Session-review trend digest (#129)¶

/session-review (backed by scripts/session_extract.py) appends one metrics-only record per run to the append-only trend stream metrics/session-digest.jsonl. This is the real-session counterpart to the self-reported metrics/*-task-log.jsonl streams.
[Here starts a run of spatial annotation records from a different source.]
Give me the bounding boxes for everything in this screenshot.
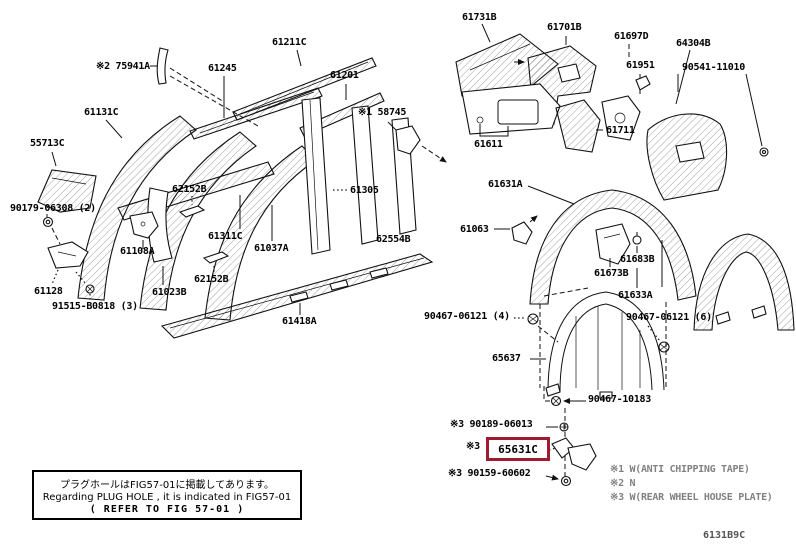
part-label-61633a: 61633A	[618, 290, 653, 301]
figure-code: 6131B9C	[703, 530, 746, 541]
part-label-61201: 61201	[330, 70, 359, 81]
part-shape-61418a	[160, 253, 434, 339]
legend-item-3: ※3 W(REAR WHEEL HOUSE PLATE)	[610, 492, 773, 503]
part-shape-75941a	[156, 47, 169, 85]
part-label-90159-60602: ※3 90159-60602	[448, 468, 531, 479]
part-shape-61673b	[595, 223, 631, 265]
part-shape-55713c	[37, 169, 97, 213]
part-label-62554b: 62554B	[376, 234, 411, 245]
part-shape-90179-grommet	[42, 216, 54, 228]
legend-item-2: ※2 N	[610, 478, 636, 489]
part-shape-61611	[461, 83, 561, 135]
part-label-61128: 61128	[34, 286, 63, 297]
part-label-61037a: 61037A	[254, 243, 289, 254]
part-shape-91515-bolt	[85, 284, 95, 294]
part-shape-61697d	[601, 95, 641, 141]
part-shape-65631c	[551, 437, 597, 471]
part-shape-61951	[635, 75, 651, 91]
part-label-58745: ※1 58745	[358, 107, 407, 118]
part-shape-bolt-90189	[559, 422, 569, 432]
part-label-91515-b0818: 91515-B0818 (3)	[52, 301, 138, 312]
part-label-61063: 61063	[460, 224, 489, 235]
part-label-61023b: 61023B	[152, 287, 187, 298]
part-label-61131c: 61131C	[84, 107, 119, 118]
part-label-55713c: 55713C	[30, 138, 65, 149]
plug-hole-note-box: プラグホールはFIG57-01に掲載してあります。 Regarding PLUG…	[32, 470, 302, 520]
part-shape-61711	[555, 99, 601, 153]
part-label-65631c-highlighted[interactable]: 65631C	[486, 437, 550, 461]
note-line-refer: ( REFER TO FIG 57-01 )	[89, 503, 245, 515]
part-shape-nut-10183	[550, 395, 562, 407]
part-label-61245: 61245	[208, 63, 237, 74]
part-label-61697d: 61697D	[614, 31, 649, 42]
part-label-62152b-b: 62152B	[194, 274, 229, 285]
note-line-english: Regarding PLUG HOLE , it is indicated in…	[42, 491, 292, 503]
part-label-61311c: 61311C	[208, 231, 243, 242]
part-label-61673b: 61673B	[594, 268, 629, 279]
part-shape-center-pillars	[301, 97, 417, 255]
note-line-japanese: プラグホールはFIG57-01に掲載してあります。	[60, 479, 274, 491]
part-shape-62152b-a	[178, 205, 206, 218]
part-label-61305: 61305	[350, 185, 379, 196]
part-label-62152b-a: 62152B	[172, 184, 207, 195]
part-label-61711: 61711	[606, 125, 635, 136]
part-shape-61631a	[529, 189, 697, 305]
part-label-61731b: 61731B	[462, 12, 497, 23]
part-label-75941a: ※2 75941A	[96, 61, 150, 72]
part-label-90467-06121-4: 90467-06121 (4)	[424, 311, 510, 322]
part-shape-61063	[511, 221, 533, 245]
part-label-61211c: 61211C	[272, 37, 307, 48]
part-shape-62152b-b	[202, 251, 230, 264]
part-shape-90541-grommet	[759, 147, 769, 157]
part-label-61611: 61611	[474, 139, 503, 150]
part-shape-61683b	[632, 232, 642, 245]
part-label-61418a: 61418A	[282, 316, 317, 327]
part-label-90541-11010: 90541-11010	[682, 62, 745, 73]
part-shape-58745	[395, 125, 421, 155]
part-shape-61108a	[129, 211, 159, 239]
part-label-61701b: 61701B	[547, 22, 582, 33]
symbol-legend: ※1 W(ANTI CHIPPING TAPE) ※2 N ※3 W(REAR …	[610, 463, 773, 505]
part-shape-64304b	[646, 113, 728, 201]
part-shape-65637	[545, 291, 665, 399]
legend-item-1: ※1 W(ANTI CHIPPING TAPE)	[610, 464, 750, 475]
part-label-61951: 61951	[626, 60, 655, 71]
part-label-90467-10183: 90467-10183	[588, 394, 651, 405]
part-label-90179-06308: 90179-06308 (2)	[10, 203, 96, 214]
part-label-61631a: 61631A	[488, 179, 523, 190]
part-shape-nut-90467-6	[658, 341, 670, 353]
part-shape-61128	[47, 241, 89, 269]
part-shape-nut-90467-4	[527, 313, 539, 325]
part-label-90189-06013: ※3 90189-06013	[450, 419, 533, 430]
part-shape-wheelhouse-inner	[693, 233, 795, 331]
part-label-65631c-marker: ※3	[466, 441, 480, 452]
part-label-64304b: 64304B	[676, 38, 711, 49]
part-shape-side-pillars	[77, 115, 317, 321]
part-label-61108a: 61108A	[120, 246, 155, 257]
part-label-61683b: 61683B	[620, 254, 655, 265]
part-label-65637: 65637	[492, 353, 521, 364]
part-label-90467-06121-6: 90467-06121 (6)	[626, 312, 712, 323]
part-shape-nut-90159	[560, 475, 572, 487]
Record schema (`session-digest/v1`)¶

Each line is a JSON object with aggregate counts only — no file names, prompts, command strings, or code (privacy by construction):

Field	Meaning
`recorded_at`	UTC ISO-8601 of the run (the only wall-clock field)
`sessions`, `transcripts`	how many sessions/transcripts the digest covered
`tokens`	input/output/cache token totals
`cost_usd`, `cache_hit_ratio`	session cost and cache-read efficiency
`rework`	counts: `failed_edits`, `repeated_file_edits`, `retried_bash_commands`, `repeated_verify_runs`, `permission_denials`, `compaction_events`
`accuracy`	`tool_calls`, `tool_error_rate`, `user_correction_turns`
`utilization`	counts of `skills_invoked`, `agents_invoked`, `never_observed_skills`, `never_observed_agents`

harness-audit consumption (the join)¶

/harness-audit today reads only the self-reported metrics/*-task-log.jsonl. It can now join real-session data by reading metrics/session-digest.jsonl:

token / cost trends → corroborate or contradict self-reported efficiency claims (the audit's blind spot was that it saw only self-reports).
utilization.never_observed_* → flag stale/undiscoverable harness surface for the simplification recommendations harness-audit already makes.
rework / accuracy trends → evidence for re-tiering or prompt fixes.

Join key: both streams live under metrics/; correlate by recorded_at time window. The session-digest stream is ground-truth; the task-log stream is self-reported — where they disagree, prefer the session digest.